Lior Libman of One Hour Translation has released a web tool that you can use to quickly determine if text was translated by one of the three major machine translation (MT) engines: Google Translate, Yahoo! Babel Fish, and Bing Translate.
It’s called the Translation Detector.
To use it, you input your source text and target text and then it tells you the probability of each of the three MT engines being the culprit.
How does it know this? Simple. Behind the scenes it takes the source text and runs it through the three MT engines and then compares the output to your target text. So the caveat here is that this tool only compares against those three MT engines.
Being the geek that I am, I couldn’t help but give it a test drive.
It correctly guessed between text translated by Google Translate vs. Bing Translate (I didn’t try Yahoo!). Below is a screen shot of what I found after inputing the Google Translate text:
Next, I input source and target text that I had copied from the Apple web site (US and Germany). I would be shocked if the folks at Apple were crunching their source text through Google Translate.

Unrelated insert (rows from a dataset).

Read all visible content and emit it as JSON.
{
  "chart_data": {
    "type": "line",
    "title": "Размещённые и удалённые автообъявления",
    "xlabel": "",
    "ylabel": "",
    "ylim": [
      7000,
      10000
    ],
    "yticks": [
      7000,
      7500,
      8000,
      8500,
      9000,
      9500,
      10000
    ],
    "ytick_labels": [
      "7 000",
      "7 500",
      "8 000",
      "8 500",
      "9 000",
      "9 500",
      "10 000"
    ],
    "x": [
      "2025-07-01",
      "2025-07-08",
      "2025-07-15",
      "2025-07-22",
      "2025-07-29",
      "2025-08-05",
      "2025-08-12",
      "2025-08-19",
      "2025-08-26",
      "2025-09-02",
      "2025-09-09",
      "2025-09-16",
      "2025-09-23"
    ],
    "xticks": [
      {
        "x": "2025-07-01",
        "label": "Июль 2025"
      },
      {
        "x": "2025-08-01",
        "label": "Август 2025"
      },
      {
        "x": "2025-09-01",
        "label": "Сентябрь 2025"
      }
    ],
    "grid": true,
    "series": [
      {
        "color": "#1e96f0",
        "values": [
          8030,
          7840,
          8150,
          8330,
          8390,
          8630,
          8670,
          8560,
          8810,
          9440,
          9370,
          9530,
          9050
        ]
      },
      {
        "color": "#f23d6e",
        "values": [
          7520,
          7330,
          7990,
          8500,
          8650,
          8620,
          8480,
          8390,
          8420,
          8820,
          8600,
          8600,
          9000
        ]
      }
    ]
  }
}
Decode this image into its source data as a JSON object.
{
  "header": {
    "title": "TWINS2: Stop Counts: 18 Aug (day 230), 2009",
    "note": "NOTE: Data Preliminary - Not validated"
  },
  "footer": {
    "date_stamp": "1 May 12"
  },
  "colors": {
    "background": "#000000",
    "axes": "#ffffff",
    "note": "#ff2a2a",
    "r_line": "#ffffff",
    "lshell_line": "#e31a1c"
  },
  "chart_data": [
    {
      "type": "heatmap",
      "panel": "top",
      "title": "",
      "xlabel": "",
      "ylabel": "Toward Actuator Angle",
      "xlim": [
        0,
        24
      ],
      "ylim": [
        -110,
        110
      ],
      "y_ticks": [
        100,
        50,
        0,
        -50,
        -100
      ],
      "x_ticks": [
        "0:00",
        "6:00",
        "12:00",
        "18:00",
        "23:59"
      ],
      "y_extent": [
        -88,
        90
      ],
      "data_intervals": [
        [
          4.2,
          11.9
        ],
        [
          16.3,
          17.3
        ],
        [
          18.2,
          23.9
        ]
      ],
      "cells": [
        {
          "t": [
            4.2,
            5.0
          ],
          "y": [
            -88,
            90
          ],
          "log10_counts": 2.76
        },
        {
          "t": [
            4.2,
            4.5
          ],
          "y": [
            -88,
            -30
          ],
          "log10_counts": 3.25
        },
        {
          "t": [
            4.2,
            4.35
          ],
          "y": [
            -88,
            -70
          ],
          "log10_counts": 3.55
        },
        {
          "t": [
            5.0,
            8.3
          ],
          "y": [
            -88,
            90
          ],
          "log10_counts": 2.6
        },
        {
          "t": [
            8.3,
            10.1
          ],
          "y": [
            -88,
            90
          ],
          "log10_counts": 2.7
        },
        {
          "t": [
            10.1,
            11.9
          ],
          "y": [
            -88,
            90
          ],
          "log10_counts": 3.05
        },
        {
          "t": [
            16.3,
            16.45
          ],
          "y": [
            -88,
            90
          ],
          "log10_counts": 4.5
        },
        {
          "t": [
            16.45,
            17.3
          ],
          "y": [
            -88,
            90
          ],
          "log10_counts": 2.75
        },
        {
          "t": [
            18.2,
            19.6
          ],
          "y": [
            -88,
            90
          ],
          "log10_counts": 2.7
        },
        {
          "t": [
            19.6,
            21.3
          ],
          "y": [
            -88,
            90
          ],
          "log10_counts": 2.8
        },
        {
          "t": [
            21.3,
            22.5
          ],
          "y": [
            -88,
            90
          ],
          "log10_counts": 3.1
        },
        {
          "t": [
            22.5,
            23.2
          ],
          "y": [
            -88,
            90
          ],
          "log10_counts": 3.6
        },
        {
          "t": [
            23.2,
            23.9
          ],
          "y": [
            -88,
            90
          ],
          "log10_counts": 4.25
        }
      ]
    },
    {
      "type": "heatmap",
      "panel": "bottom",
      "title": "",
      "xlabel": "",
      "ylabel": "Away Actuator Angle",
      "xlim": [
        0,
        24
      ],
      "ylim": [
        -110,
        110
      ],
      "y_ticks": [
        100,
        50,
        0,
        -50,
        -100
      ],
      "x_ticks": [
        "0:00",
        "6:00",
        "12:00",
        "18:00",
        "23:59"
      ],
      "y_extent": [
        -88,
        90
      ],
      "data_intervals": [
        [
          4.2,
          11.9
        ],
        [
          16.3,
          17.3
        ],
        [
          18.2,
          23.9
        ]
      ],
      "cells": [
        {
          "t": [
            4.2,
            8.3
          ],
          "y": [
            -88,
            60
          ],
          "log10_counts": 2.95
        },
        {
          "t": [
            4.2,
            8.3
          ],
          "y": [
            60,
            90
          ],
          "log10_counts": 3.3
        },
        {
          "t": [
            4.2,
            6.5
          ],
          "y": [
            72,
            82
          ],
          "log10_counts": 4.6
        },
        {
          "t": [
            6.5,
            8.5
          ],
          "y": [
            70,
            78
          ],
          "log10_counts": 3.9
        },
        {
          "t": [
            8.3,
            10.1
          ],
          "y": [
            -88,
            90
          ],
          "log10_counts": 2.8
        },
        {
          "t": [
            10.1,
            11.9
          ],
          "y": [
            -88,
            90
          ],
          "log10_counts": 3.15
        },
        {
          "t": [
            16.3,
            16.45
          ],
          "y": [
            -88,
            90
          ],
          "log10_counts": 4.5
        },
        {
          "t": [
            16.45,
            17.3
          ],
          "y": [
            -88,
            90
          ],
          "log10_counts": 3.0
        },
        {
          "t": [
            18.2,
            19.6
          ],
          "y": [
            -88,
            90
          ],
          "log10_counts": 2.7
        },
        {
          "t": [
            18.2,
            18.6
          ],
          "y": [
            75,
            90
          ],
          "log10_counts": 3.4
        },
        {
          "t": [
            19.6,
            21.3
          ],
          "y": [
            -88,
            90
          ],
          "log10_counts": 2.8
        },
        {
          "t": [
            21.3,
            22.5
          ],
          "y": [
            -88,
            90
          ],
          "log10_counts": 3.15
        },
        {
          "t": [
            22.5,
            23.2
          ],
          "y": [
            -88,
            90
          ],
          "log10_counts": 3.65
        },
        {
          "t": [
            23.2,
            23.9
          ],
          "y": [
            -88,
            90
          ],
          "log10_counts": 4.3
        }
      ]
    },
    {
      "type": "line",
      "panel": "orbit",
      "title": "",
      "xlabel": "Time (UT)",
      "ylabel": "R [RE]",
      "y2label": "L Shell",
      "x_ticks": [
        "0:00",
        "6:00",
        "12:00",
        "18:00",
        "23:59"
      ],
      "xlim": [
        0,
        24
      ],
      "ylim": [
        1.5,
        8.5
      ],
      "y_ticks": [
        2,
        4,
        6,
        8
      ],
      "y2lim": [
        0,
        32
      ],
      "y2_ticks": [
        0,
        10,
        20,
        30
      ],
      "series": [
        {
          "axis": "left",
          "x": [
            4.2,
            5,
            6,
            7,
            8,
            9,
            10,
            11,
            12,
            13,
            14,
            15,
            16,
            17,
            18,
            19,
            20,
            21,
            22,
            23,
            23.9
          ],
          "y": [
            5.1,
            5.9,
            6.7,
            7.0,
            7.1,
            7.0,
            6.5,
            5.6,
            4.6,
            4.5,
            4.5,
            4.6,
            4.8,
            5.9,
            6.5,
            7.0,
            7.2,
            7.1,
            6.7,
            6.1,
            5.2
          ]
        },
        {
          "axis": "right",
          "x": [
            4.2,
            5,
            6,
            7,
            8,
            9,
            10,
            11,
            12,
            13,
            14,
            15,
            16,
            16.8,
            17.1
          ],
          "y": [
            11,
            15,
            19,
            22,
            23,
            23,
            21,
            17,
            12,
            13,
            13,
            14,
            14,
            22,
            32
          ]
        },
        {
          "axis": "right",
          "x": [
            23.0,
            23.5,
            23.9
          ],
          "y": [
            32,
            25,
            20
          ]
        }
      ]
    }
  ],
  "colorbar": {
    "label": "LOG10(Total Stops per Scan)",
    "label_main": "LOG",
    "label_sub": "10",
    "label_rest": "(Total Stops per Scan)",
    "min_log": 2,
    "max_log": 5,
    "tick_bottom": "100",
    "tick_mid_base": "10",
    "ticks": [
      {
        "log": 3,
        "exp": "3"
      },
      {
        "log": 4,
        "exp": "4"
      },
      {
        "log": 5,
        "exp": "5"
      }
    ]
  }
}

And, sure enough, here’s what the Translation Detector spit out:
So if you suspect your translator is taking shortcuts with Google Translate or another engine, this might be just the tool to test that theory.
Though in defense of translators everywhere, I’ve never heard of anyone resorting to an MT engine to cut corners.
I actually see this tool as part of something bigger — the emergence of third-party tools and vendors that evaluate, benchmark, and optimize machine translation engines. Right now, these three engines are black boxes. I wrote awhile back of one person’s efforts to compare the quality of these three engines. But there are lots of opportunities here. As more people use these engines there will be a greater need for more intelligence about which engine works best for what types of text. And hopefully we’ll see vendors arise that leverage these MT engines for industry-specific functions.
UPDATE: As the commenters noted below, there are limits to the quality of results you will get if you input more than roughly 130 words. The tool is limited by API word-length caps.